Monday, May 03, 2004

In and out of print

I'm featuring three female bands from the late 70's-early 80's today. They have one thing in common: in each case, almost everything they recorded is collected on one CD comp. Convenient, but history has shown that these collections tend to sell out, then skyrocket in price. As it stands, one of these is out of print and selling for $100 or more when you can find it, one has been in print for a while but who knows what'll happen if it ever goes out of print, and one was recently reissued (bringing its price down from the $200 range that it had reached). I'm in a rush today, so this'll be brief, but you can easily find a lot of info about all three on the internet.

The Dolly Mixture
Former band of Debsey Wykes, who's currently in a group that I like a lot called Birdie (they have formal and sonic connections with St. Etienne and the High Llamas). The Dolly Mixture released several singles during their career, but never quite pulled it together. Luckily, before they broke up, they self-released a huge batch of their demos as Demonstration Tapes, an album that you could be forgiven for passing over if you had seen it in a record store: it was housed in a plain white sleeve with information scrawled on it, and looked like it might contain test pressings by some girls who play at your local tea shop (or a copy of the Beatles' White Album that had been defaced by a teenage owner). In the mid-90's a CD version was available for a short period, but that's gone. Rumor has it that the Kill Rock Stars label may do yet another reissue, but nothing's firm yet as far as I know. Meanwhile, it's a classic album that still hasn't reached enough of an audience, with a great combination of influences that include 60's girl groups and the more melodic sounds of the punk scene that the Dolly's followed. It sounds like it was an enormous influence on Linda Smith, but since she's even more obscure I'm not sure that that helps. Rather than talk too much about it, I'm posting my three favorite songs (oddly, they're sequenced consecutively on the album) which should get the idea across. Here's Shonay Shonay (IMHO their best song) which is deceptively complex although its building blocks are a number of girl-group tropes. Here's their best known song How Come You're Such a Hit With the Boys, Jane? which (if I'm remembering correctly) was about a member of the second band to be discussed today. And here's Side Street Walker, from which you could probably deduce about 90% of a certain strain of slightly twee indie-pop that was popular in the 90's. My advice, to be honest, is go download it p2p while we wait for another reissue. It's a pretty fab album, and I'm convinced that it'll return someday.

The Marine Girls
Best known because one of them went on to be in Everything But the Girl (as opposed to the one who went on to be in Grab Grab the Haddock, which should be a lesson to you when you're choosing your band's name). Likely a major influence on Beat Happening, and by extension just about every subsequent group that arms itself with a just-barely-competent gentle amateurism. If you don't know the Marine Girls material directly, you might still have heard them via Unrest's cover of their song Love To Know. The Marine Girls CD compilation is called Lazy Ways/Beach Party (a great title because it really conveys what the collection sounds like) and it's widely available via spinArt.

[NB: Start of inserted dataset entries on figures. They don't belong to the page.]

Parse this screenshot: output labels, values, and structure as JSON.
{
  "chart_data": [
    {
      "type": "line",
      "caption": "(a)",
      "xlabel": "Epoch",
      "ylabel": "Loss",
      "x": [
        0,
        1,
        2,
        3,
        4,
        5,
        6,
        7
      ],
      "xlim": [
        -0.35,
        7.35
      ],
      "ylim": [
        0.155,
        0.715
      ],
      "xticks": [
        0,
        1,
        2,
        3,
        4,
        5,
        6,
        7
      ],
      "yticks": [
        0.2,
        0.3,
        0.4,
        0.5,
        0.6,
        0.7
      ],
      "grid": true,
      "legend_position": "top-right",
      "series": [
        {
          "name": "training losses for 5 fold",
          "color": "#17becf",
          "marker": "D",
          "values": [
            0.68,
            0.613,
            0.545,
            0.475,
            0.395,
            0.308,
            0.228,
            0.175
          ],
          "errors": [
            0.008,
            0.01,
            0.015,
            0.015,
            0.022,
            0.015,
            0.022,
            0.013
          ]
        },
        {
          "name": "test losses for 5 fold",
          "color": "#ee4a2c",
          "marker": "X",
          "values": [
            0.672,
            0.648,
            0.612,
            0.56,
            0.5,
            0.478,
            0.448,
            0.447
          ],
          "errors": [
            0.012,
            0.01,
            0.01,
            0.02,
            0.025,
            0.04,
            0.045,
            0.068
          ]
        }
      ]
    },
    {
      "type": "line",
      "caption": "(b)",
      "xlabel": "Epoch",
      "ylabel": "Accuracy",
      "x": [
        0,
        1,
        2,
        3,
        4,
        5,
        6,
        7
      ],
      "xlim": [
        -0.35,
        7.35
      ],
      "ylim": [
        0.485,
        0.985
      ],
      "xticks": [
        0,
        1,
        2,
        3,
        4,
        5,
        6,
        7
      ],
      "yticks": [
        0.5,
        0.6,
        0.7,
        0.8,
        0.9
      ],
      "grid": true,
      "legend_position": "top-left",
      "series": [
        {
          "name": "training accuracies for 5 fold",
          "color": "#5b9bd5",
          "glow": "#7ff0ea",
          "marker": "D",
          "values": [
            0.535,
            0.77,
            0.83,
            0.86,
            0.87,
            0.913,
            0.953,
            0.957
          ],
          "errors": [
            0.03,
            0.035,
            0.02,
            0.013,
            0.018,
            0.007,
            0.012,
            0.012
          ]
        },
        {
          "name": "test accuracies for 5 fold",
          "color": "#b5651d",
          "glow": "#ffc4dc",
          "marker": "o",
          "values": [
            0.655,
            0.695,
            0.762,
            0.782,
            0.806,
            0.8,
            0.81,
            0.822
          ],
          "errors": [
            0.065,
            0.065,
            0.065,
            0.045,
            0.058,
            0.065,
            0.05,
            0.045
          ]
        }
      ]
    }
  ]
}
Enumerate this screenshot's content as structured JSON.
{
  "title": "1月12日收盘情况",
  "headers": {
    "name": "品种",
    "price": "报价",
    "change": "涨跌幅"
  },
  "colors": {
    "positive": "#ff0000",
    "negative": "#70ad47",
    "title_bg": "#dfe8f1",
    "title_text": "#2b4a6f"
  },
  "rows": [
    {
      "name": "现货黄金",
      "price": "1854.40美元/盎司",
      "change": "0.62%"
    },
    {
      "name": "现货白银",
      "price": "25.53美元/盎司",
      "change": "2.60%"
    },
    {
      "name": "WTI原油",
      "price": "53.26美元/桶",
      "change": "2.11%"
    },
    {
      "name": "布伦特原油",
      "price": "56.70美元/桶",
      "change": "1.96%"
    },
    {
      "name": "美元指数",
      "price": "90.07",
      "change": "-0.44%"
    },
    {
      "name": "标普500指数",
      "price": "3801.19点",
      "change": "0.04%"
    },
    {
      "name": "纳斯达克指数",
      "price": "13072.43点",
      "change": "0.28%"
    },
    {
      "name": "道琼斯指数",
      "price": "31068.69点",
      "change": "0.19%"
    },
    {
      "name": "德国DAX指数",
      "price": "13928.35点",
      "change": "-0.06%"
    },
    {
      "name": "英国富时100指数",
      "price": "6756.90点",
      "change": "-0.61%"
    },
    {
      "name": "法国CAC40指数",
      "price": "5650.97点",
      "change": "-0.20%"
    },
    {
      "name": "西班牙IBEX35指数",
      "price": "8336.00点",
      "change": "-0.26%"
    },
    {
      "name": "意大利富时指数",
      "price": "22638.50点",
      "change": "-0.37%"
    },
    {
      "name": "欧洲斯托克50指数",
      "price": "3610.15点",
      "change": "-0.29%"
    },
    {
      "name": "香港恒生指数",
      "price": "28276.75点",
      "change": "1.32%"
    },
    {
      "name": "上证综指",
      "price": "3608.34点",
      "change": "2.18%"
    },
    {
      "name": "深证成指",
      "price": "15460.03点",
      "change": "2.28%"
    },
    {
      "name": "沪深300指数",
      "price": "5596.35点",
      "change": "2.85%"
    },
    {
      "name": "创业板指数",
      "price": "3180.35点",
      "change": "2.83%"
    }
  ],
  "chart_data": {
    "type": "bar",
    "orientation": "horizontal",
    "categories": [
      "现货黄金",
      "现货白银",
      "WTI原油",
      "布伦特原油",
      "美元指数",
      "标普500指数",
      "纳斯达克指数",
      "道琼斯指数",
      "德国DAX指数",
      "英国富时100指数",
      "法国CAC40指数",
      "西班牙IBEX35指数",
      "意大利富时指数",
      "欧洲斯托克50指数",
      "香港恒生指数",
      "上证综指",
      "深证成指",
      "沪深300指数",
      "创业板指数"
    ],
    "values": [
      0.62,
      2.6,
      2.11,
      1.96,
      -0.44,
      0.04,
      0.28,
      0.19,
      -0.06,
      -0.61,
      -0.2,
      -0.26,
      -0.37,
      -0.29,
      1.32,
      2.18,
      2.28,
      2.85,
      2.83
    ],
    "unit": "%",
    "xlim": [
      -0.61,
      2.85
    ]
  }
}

If you (like me) are a fan of Kaito UK and haven't heard this, you're missing a major influence (whether Kaito know it's an influence is another story). Let's call the band Liliput here for simplicity's sake (they had to change their name thanks to some no-good facial tissue manufacturers). In some ways, they were a Swiss equivalent of The Raincoats (aka that weird band that Kurt Cobain loved so much) and their career progressed in a similar fashion: early songs completely redefine the parameters of post-punk, while later stuff suffers (IMHO, of course) from over-production and relative normality. Not to say that I don't like some of their later output, but I suspect that it's disc one that you'll be putting on mix tapes. And the song I've always used is Split, which is one of those songs-that-don't-sound-like-anything-else. It's basically a playground chant of some sort, gone deliriously berserk. For a while the CD that compiles all of Liliput's tracks was out-of-print and selling for ridiculous prices (and I must confess that I made a bundle as a result, having been lucky enough to get when the getting was good). It's now available via Kill Rock Stars, and if you're interested enough to still be reading this, odds are you'll want to get a copy. Here's an interview with someone who was a member, and the Kill Rock Stars site has links to lots of other info.

Just to throw in a random odd-and-end, here's Momus' collaborator Kahimi Karie, who could have given Claudine Longet a run for her money in a breathy-vocals competition, doing a cover of a late Dolly Mixture song (it's not on the Demonstration Tapes, and it doesn't sound much like the material from that album) called Dilly Dally Dolly. Someone please point out to Sofia Coppola that Kahimi, who is Japanese, pronounces the title phrase correctry.